The French government announced Monday that it will return a Nazi-looted Gustav Klimt landscape painting to its rightful owners more than 80 years after it was stolen from a Jewish family in Austria in 1938.
The colorful 1905 oil work by the Austrian symbolist painter titled "Rosebushes under the Trees” has been hanging in Paris’ Musee d’Orsay museum for decades.
French Culture Minister Roselyne Bachelot-Narquin told a Paris news conference that "the decision to return a major work from the public collections illustrates our commitment to the duty of justice and reparation vis-à-vis plundered families.”
The oil work will be returned to the family of Nora Stiasny, a Holocaust victim who was dispossessed during a forced sale in August 1938, reported The Associated Press (AP). She was deported to Poland in 1942 and died the same year.
Bachelot said that French authorities hadn't initially identified the painting as being stolen by the Nazis, and its provenance only recently came to light after French government-led investigations on the issue.
Stiasny had inherited the painting from her uncle, Austrian industrialist and art collector Viktor Zuckerkandl, who bought the work in 1911, Bachelot said.
After Stiasny sold the piece, the art dealer, a Nazi sympathizer, held onto it until his death in the 1960s, reported Reuters.

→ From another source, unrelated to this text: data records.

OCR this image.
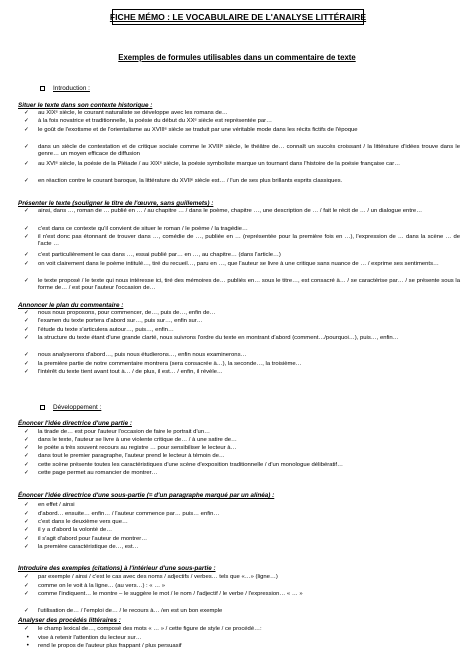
FICHE MÉMO : LE VOCABULAIRE DE L'ANALYSE LITTÉRAIRE
Exemples de formules utilisables dans un commentaire de texte
Introduction :
Situer le texte dans son contexte historique :
✓ au XIXᵉ siècle, le courant naturaliste se développe avec les romans de…
✓ à la fois novatrice et traditionnelle, la poésie du début du XXᵉ siècle est représentée par…
✓ le goût de l'exotisme et de l'orientalisme au XVIIIᵉ siècle se traduit par une véritable mode dans les récits fictifs de l'époque
✓ dans un siècle de contestation et de critique sociale comme le XVIIIᵉ siècle, le théâtre de… connaît un succès croissant / la littérature d'idées trouve dans le genre… un moyen efficace de diffusion
✓ au XVIᵉ siècle, la poésie de la Pléiade / au XIXᵉ siècle, la poésie symboliste marque un tournant dans l'histoire de la poésie française car…
✓ en réaction contre le courant baroque, la littérature du XVIIᵉ siècle est… / l'un de ses plus brillants esprits classiques.
Présenter le texte (souligner le titre de l'œuvre, sans guillemets) :
✓ ainsi, dans …, roman de … publié en … / au chapitre … / dans le poème, chapitre …, une description de … / fait le récit de … / un dialogue entre…
✓ c'est dans ce contexte qu'il convient de situer le roman / le poème / la tragédie…
✓ il n'est donc pas étonnant de trouver dans …, comédie de …, publiée en … (représentée pour la première fois en …), l'expression de … dans la scène … de l'acte …
✓ c'est particulièrement le cas dans …, essai publié par… en …, au chapitre… (dans l'article…)
✓ on voit clairement dans le poème intitulé…, tiré du recueil…, paru en …, que l'auteur se livre à une critique sans nuance de … / exprime ses sentiments…
✓ le texte proposé / le texte qui nous intéresse ici, tiré des mémoires de… publiés en… sous le titre…, est consacré à… / se caractérise par… / se présente sous la forme de… / est pour l'auteur l'occasion de…
Annoncer le plan du commentaire :
✓ nous nous proposons, pour commencer, de…, puis de…, enfin de…
✓ l'examen du texte portera d'abord sur…, puis sur…, enfin sur…
✓ l'étude du texte s'articulera autour…, puis…, enfin…
✓ la structure du texte étant d'une grande clarté, nous suivrons l'ordre du texte en montrant d'abord (comment…/pourquoi…), puis…, enfin…
✓ nous analyserons d'abord…, puis nous étudierons…, enfin nous examinerons…
✓ la première partie de notre commentaire montrera (sera consacrée à…), la seconde…, la troisième…
✓ l'intérêt du texte tient avant tout à… / de plus, il est… / enfin, il révèle…
Développement :
Énoncer l'idée directrice d'une partie :
✓ la tirade de… est pour l'auteur l'occasion de faire le portrait d'un…
✓ dans le texte, l'auteur se livre à une violente critique de… / à une satire de…
✓ le poète a très souvent recours au registre … pour sensibiliser le lecteur à…
✓ dans tout le premier paragraphe, l'auteur prend le lecteur à témoin de…
✓ cette scène présente toutes les caractéristiques d'une scène d'exposition traditionnelle / d'un monologue délibératif…
✓ cette page permet au romancier de montrer…
Énoncer l'idée directrice d'une sous-partie (= d'un paragraphe marqué par un alinéa) :
✓ en effet / ainsi
✓ d'abord… ensuite… enfin… / l'auteur commence par… puis… enfin…
✓ c'est dans le deuxième vers que…
✓ il y a d'abord la volonté de…
✓ il s'agit d'abord pour l'auteur de montrer…
✓ la première caractéristique de…, est…
Introduire des exemples (citations) à l'intérieur d'une sous-partie :
✓ par exemple / ainsi / c'est le cas avec des noms / adjectifs / verbes… tels que «…» (ligne…)
✓ comme on le voit à la ligne… (au vers…) : « … »
✓ comme l'indiquent… le montre – le suggère le mot / le nom / l'adjectif / le verbe / l'expression… « … »
✓ l'utilisation de… / l'emploi de… / le recours à… /en est un bon exemple
Analyser des procédés littéraires :
✓ le champ lexical de…, composé des mots « … » / cette figure de style / ce procédé…:
• vise à retenir l'attention du lecteur sur…
• rend le propos de l'auteur plus frappant / plus persuasif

France, unaware of its history, eventually bought it at auction for the Musee d'Orsay in Paris in 1980, the minister added.
"It is in recent years that the true origin of the painting has been established,” she said, adding that it was "the only Gustav Klimt painting owned by France.”
"'Rosebushes under the Trees' is a testament to the lives that a criminal will has stubbornly sought to eliminate,” she noted.
Thousands of artworks looted by the Nazis across Europe wound up in French museums after the Allies defeated Nazi Germany in 1945.
Though many have been returned, French authorities have stepped up efforts in recent years to find homes for the scores of hanging heirlooms that remain unclaimed.